1931 1947 cigarettes

The early 1930s saw the beginning of the popularity of functional filters, beginning with the cork filter, which gave way to cellulose and other types of filters.

Cellophane, with an opening strip was introduced at the same time.

The 80mm cigarette was introduced into the marketplace, although it did not become popular until after World War II. 60mm cigarettes then began to be labeled as "regular" and the 80mm cigarettes as "king" or "modern" sized. Unfiltered regular size and filter kings were offered by most brands through the 1950s.

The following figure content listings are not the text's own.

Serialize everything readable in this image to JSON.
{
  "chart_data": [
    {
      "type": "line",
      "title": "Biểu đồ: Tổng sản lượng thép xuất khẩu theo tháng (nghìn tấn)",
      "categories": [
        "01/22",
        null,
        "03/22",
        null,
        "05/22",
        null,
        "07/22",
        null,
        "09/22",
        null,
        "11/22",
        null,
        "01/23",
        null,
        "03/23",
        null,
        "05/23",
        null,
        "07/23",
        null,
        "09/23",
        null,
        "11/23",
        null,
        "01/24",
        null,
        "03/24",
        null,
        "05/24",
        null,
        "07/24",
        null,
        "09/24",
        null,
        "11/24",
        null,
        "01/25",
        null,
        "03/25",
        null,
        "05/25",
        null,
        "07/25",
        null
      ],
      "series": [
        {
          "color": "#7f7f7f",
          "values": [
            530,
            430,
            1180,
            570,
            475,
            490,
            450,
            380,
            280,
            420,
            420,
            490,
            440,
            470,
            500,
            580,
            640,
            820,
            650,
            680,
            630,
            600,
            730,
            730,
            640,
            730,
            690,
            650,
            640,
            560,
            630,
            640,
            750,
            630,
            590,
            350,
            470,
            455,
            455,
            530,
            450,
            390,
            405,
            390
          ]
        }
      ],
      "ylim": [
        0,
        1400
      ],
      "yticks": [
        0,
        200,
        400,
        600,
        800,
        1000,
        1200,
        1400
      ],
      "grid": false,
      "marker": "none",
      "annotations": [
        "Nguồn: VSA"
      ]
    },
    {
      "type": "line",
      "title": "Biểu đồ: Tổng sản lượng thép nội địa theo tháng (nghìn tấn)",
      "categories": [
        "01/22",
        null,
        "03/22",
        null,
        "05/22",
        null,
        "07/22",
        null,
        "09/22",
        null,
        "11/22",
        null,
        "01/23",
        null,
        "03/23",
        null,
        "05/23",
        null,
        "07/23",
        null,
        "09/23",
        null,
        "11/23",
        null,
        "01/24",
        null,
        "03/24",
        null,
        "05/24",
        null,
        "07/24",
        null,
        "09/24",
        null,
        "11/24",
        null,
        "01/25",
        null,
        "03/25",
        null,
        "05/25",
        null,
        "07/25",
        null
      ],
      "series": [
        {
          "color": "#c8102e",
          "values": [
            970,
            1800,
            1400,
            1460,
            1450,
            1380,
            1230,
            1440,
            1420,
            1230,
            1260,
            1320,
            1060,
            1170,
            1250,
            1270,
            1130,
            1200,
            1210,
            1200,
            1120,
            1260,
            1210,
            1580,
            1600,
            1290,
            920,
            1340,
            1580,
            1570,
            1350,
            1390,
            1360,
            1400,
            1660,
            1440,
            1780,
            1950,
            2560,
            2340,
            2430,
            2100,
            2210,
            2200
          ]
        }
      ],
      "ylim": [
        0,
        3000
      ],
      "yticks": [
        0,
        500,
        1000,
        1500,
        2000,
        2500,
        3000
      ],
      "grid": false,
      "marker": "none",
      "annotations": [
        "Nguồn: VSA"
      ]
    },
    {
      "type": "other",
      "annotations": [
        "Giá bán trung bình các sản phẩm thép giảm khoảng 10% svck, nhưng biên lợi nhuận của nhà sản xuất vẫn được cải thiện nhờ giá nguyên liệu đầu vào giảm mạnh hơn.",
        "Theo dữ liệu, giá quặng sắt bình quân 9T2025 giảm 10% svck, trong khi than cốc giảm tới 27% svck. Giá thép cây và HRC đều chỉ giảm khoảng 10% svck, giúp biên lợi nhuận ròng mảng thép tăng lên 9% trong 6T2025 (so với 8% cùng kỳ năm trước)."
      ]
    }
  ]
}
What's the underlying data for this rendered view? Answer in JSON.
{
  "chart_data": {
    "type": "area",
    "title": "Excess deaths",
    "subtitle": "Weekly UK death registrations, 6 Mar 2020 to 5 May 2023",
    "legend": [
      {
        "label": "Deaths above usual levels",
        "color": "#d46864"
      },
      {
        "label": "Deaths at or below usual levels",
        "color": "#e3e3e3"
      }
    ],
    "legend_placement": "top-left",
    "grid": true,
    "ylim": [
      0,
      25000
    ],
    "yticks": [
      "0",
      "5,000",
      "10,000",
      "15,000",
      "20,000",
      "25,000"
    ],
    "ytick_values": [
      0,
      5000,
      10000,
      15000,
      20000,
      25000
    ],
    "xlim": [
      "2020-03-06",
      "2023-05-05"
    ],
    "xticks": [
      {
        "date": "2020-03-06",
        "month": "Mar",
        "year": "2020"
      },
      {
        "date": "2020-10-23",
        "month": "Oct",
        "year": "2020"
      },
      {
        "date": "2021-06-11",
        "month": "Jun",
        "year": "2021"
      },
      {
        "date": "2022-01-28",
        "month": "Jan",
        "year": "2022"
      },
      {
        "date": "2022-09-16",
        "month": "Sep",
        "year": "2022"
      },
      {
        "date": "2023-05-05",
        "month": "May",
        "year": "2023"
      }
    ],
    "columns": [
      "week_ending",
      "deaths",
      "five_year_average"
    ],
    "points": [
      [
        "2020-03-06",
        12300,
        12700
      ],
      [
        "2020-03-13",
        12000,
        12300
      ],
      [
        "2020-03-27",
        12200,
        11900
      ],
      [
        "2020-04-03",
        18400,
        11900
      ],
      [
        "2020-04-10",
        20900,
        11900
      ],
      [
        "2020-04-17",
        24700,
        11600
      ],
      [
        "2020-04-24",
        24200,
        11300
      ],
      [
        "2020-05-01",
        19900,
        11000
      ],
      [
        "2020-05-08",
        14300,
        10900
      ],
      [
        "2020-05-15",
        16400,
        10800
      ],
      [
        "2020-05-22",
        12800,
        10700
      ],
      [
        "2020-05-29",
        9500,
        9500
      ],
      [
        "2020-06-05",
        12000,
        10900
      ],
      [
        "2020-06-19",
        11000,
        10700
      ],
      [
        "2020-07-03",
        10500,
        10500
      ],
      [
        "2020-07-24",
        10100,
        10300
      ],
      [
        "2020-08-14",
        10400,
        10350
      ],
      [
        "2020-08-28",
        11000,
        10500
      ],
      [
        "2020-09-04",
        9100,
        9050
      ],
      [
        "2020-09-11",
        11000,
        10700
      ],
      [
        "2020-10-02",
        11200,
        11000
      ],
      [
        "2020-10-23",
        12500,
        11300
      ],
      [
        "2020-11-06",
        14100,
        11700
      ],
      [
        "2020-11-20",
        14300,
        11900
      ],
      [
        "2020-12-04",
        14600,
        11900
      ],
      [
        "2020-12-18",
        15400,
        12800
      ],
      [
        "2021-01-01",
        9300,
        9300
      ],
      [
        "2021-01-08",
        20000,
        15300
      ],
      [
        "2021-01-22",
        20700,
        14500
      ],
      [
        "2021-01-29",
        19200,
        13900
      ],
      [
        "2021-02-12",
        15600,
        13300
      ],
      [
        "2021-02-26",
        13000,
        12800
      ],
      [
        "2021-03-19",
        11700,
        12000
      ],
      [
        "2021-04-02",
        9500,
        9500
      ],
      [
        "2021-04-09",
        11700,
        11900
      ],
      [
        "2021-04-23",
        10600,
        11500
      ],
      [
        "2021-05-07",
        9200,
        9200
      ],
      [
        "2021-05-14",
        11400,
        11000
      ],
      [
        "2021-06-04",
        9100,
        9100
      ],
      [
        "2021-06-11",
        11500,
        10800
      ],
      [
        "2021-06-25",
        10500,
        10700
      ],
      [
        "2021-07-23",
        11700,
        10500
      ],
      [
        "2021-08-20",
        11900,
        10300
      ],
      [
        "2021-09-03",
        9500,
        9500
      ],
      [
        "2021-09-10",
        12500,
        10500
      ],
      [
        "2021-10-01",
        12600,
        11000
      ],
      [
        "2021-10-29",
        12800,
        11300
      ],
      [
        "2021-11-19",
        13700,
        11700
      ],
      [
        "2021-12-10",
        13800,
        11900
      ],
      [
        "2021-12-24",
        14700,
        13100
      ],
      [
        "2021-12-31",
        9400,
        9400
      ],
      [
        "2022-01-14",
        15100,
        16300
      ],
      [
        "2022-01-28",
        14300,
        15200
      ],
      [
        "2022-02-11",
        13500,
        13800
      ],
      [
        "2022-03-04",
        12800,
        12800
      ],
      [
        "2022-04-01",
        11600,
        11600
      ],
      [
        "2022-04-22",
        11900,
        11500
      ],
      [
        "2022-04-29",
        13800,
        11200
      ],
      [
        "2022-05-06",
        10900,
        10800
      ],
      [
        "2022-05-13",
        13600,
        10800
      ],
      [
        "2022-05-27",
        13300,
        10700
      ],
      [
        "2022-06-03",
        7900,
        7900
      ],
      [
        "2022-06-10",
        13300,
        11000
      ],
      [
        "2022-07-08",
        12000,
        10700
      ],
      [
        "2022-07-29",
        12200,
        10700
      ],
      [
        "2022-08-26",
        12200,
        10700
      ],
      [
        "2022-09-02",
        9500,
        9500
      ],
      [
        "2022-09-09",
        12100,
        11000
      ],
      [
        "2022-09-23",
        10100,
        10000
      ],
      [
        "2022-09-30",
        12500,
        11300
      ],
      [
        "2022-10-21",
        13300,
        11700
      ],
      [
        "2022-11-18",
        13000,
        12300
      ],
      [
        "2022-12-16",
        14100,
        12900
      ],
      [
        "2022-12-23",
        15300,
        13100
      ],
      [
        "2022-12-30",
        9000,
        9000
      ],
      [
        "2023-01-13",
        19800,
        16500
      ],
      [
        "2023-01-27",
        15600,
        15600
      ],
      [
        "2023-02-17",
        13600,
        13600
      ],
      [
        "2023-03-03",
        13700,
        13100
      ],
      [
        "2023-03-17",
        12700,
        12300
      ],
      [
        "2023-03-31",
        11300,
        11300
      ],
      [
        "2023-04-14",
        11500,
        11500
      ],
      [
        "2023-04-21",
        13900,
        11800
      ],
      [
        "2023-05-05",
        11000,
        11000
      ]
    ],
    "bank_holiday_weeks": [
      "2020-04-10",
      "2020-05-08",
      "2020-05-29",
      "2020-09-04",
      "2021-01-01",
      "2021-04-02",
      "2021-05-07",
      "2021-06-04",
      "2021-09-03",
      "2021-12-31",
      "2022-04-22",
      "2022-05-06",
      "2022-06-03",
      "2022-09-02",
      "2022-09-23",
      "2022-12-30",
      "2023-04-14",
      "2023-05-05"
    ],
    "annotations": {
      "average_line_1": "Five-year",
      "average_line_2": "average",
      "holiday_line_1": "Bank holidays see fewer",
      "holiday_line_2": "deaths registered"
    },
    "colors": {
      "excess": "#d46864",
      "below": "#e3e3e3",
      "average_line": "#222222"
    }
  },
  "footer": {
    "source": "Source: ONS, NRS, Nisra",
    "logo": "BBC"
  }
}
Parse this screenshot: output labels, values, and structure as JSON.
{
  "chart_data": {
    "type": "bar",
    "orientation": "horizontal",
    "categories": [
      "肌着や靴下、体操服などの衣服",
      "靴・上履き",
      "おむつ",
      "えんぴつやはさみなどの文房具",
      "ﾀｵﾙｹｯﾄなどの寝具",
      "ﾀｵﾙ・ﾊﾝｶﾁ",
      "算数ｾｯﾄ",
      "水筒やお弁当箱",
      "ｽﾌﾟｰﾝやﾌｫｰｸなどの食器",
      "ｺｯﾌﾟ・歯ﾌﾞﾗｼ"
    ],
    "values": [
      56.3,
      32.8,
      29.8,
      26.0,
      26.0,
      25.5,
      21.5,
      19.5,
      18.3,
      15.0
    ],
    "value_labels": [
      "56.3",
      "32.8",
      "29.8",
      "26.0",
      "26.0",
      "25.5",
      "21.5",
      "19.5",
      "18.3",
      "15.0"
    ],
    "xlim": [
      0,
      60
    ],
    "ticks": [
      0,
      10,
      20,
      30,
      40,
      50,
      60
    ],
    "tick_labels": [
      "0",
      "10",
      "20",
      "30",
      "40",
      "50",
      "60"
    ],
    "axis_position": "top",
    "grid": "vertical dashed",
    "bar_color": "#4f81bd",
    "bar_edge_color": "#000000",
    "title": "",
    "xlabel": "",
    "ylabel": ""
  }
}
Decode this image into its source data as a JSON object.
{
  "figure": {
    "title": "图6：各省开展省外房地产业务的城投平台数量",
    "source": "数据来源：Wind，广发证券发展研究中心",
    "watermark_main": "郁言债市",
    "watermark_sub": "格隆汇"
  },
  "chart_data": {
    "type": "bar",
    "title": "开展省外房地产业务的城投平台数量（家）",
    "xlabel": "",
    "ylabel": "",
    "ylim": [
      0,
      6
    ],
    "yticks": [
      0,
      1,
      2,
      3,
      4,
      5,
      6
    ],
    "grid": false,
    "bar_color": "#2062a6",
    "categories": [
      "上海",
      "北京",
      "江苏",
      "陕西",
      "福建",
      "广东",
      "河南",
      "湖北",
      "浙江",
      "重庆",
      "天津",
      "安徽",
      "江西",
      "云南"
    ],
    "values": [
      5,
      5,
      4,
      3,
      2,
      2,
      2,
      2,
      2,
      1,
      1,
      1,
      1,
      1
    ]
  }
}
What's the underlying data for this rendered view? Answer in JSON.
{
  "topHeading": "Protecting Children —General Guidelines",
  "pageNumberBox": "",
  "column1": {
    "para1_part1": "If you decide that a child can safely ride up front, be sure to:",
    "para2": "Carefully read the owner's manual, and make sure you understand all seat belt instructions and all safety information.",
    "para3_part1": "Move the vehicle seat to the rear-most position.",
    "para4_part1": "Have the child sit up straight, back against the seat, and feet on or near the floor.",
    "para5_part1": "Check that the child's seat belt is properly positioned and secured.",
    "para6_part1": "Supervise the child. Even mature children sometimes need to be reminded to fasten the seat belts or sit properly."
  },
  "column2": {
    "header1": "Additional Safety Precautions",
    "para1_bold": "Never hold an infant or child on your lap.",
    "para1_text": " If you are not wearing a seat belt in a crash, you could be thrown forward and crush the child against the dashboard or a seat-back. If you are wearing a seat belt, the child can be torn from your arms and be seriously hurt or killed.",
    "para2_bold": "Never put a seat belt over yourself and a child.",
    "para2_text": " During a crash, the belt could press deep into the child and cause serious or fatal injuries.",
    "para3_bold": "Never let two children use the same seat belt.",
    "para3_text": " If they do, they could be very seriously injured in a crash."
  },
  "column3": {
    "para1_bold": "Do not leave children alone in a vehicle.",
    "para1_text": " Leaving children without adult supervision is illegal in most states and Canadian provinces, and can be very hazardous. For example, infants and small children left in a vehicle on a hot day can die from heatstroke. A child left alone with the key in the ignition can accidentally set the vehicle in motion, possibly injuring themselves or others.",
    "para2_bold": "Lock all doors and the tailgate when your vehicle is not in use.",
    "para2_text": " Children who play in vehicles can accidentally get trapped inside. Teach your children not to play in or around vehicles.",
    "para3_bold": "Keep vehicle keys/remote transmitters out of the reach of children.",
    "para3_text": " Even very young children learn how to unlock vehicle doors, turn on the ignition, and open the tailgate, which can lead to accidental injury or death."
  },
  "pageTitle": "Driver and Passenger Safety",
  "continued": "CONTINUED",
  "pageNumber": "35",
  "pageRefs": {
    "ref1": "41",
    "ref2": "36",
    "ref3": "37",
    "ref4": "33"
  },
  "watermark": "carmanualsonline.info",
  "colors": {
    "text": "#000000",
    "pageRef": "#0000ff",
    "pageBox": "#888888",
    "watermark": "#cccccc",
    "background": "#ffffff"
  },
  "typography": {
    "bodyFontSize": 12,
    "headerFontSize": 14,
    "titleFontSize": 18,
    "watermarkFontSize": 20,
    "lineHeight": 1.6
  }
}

Although much has been written about the change of the Lucky Strike brand having to do with the green ink which contained copper being needed for the war effort resulting in a change in color to white. The amount of copper in the green ink was not significant, the change in color had more to do with marketing to women, who found the dark green less appealing. Designer Raymond Loewey redesigned Luckies' package in 1941, making the back and front patterns identical so that no matter what side down you placed your Lucky pack, it was identifiable as a Lucky Strike pack. This was different than all other brands which had a different front and back.

The war effort did result in cigarettes being wrapped in brown kraft paper liners rather than foil, and often they would be distributed without cellophane.

Standard tobacco stamps were replaced by duty free stamps for the military and those packs distributed by the Red Cross.